The existing 'undisclosed-ad' regulation requiring disclosure of economic relationships between advertisers and endorsers remains unchanged. Note that for ads using virtual humans, (i) the virtual-human labeling obligation and (ii) the economic-relationship disclosure obligation apply concurrently.
[Practical Implications]
The enforcement of the revised Guidelines is expected to bring significant changes to advertising practices using AI virtual humans.
First, advertisers using AI virtual humans as ad models must establish internal compliance systems to consistently fulfill the virtual-human labeling obligation across all media (company websites, official SNS accounts, influencer collaboration posts, YouTube/Instagram videos, etc.). In photo and video media in particular, the disclosure must be maintained throughout the appearance of the virtual human, so the disclosure phrase must be reliably embedded in the video from the production stage. Furthermore, if a virtual human makes statements premised on experiential facts—such as 'I used it and liked it' or 'I was satisfied after trying it'—the advertiser must separately verify whether such content actually corresponds to objective facts such as demonstrations or tests conducted by the advertiser.
Second, influencers and content creators who are commissioned by advertisers to produce AI virtual-human ads must be aware that the same labeling obligation applies when they post the ads on their own channels. In addition to existing economic-relationship disclosures (e.g., 'sponsored,' 'paid promotion'), the virtual-human disclosure must also be added; the labeling obligations have become multi-layered compared to before.
Platform operators may also bear a degree of monitoring responsibility for AI virtual-human ads distributed within their services. The KFTC stated in its press release that it 'plans to conduct monitoring to encourage correction of labeling/advertising that does not comply with the Guidelines,' so it is advisable for platforms to prepare voluntary guidelines and post-hoc correction systems for posts missing the disclosure.

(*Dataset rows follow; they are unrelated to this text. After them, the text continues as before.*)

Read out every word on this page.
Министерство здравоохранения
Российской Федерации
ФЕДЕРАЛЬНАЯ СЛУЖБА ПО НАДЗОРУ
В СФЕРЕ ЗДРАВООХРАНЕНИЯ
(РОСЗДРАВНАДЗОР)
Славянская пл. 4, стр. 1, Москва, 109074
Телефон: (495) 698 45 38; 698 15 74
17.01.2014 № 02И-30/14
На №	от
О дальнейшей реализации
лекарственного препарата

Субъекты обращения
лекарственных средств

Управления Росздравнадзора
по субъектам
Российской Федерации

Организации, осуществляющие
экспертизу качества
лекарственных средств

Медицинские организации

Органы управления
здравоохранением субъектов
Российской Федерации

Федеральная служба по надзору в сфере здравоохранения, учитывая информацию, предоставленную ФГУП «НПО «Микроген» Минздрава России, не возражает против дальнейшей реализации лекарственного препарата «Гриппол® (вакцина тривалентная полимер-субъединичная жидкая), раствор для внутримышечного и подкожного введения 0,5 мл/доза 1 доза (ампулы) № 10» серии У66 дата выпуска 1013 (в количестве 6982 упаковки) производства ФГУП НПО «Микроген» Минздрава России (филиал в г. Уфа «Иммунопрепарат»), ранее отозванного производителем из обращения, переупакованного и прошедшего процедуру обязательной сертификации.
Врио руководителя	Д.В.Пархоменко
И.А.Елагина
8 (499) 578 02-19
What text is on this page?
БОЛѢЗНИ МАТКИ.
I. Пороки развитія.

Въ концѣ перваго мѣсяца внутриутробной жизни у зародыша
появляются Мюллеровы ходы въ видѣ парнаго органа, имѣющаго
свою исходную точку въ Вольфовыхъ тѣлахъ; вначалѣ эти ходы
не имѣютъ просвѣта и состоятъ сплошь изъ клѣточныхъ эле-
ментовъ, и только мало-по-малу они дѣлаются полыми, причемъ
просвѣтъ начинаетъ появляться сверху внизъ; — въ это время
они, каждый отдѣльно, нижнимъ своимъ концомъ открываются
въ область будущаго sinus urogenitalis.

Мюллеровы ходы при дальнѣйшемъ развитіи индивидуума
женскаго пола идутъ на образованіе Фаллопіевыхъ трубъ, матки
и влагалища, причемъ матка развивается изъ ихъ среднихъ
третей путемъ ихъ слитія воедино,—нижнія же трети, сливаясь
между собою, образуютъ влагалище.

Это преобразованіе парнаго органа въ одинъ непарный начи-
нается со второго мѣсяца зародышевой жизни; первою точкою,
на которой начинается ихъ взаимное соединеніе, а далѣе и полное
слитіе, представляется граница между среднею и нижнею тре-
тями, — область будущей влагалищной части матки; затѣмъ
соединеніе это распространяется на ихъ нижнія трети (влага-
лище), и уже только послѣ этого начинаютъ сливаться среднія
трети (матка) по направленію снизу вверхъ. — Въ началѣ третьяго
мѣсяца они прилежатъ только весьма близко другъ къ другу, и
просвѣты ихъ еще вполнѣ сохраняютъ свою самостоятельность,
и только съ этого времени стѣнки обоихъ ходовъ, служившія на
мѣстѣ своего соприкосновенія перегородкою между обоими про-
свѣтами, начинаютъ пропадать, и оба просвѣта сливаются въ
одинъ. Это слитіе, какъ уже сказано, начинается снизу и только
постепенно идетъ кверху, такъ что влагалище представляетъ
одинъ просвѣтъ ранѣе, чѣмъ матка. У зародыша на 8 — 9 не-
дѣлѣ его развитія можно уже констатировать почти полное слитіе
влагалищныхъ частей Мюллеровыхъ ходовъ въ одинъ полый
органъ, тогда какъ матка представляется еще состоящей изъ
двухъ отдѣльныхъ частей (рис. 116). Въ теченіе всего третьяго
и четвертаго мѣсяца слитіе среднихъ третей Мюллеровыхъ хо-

Although the Guidelines are administrative rules without direct legal binding force in themselves, sanctions for violations ultimately depend on the KFTC's individual judgment as to whether conduct constitutes unfair labeling/advertising under Article 3(1) of the Act on Fair Labeling and Advertising. Therefore, mere formal non-compliance with the labeling methods in the Guidelines does not automatically result in a finding of unfair labeling/advertising, but failure to follow the Guidelines' methods substantially increases the likelihood that the advertiser will be evaluated unfavorably in the unfairness determination.
Finally, because the revised Guidelines apply immediately upon enforcement without a separate grace period, advertisers should promptly consider supplementary labeling measures even for existing advertising materials produced or posted before the effective date. How to strike a balance between the industrial potential of AI virtual-human advertising and the public-interest demand for preventing consumer confusion will gradually be clarified through future operational examples and the KFTC's enforcement trends.